Although the recipe only calls for 20-24 minutes of baking to set this up, I found that at our altitude in Reno, it required a full hour to set up. Trust me, you do not want this to jiggle at all for the next step.
Aside from all the setting up and all the jiggling, now it’s time for the chocolate! And the melting of the chocolate! This is also where I found Mr. Fae dipping cashews into the melted chocolate and trying to act innocent. It doesn’t work. He can’t pull off ‘innocent’ when there is chocolate on his mustache. Anyway, after the melting (and running your husband out of the kitchen with a spoon in your hand), pour this over the filling and spread it to cover. It will be a thin covering of chocolate..you won’t want any more. Then just throw it into the refrigerator for an hour to set up. Cut into bars and enjoy!

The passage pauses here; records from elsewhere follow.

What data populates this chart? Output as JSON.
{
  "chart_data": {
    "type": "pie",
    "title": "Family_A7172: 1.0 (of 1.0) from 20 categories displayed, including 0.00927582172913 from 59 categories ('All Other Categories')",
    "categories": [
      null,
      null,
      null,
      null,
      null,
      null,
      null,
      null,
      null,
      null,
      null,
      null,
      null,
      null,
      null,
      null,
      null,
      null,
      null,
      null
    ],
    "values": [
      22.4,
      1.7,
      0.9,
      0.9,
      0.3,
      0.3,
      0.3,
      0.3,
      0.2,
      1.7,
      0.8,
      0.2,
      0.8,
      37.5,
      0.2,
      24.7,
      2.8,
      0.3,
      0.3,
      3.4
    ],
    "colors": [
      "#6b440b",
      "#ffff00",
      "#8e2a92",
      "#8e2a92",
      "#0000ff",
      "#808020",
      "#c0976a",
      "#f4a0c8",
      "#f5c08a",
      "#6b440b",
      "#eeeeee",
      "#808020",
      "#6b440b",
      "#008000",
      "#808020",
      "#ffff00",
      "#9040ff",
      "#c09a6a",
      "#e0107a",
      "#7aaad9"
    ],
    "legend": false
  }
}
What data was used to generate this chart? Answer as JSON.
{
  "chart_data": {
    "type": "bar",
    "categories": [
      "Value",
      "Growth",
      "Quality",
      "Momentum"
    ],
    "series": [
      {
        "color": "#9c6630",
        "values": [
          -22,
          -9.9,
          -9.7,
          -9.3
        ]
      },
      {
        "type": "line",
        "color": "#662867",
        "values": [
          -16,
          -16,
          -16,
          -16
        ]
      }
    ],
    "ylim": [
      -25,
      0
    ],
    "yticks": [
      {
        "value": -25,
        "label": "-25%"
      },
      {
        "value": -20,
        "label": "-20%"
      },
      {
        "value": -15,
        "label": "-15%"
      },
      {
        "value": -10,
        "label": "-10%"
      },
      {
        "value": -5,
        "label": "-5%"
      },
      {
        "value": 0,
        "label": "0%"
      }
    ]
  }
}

This is a photo that my husband and son took of the nightly dessert: Darioush Shiraz and these bars. They knew it would make me happy.
And here is the finished product that will be winging its way to some lucky person who really, really, really wants these bars…
Coconut Pecan Chocolate Bars
1 (16.5 oz) roll of refrigerated chocolate chip cookie dough
2 large eggs
2 t vanilla extract
1 (14 oz) can sweetened condensed milk
1 (15 oz) can coconut pecan frosting
1 cup coarsely chopped pecans
1 (11.5 oz) bag milk chocolate chips
2 T vegetable shortening
Preheat oven to 350 degrees. Line a 15x10x1 inch baking dish with foil and spray with Pam.
Crumble the cookie dough into the baking dish and press to cover bottom of pan as evenly as possible. It will be thin. Bake for about 9 minutes or until dough is light golden brown and slightly puffed. Remove from oven and cool for five minutes.
In the bowl of a mixer, beat eggs on medium high until foamy. Add vanilla, frosting, and sweetened condensed milk. Beat on medium speed for one minute or until well blended. Pour and spread evenly over crust. Sprinkle with pecans and bake for 60 minutes or until top is deep golden brown and center is set. Cool for five minutes.
In a small saucepan over medium heat, combine chips and shortening. Stir until chips are melted and mixture is smooth. Pour over filing and spread to cover. Refrigerate about an hour or until chocolate is set. Cut into bars.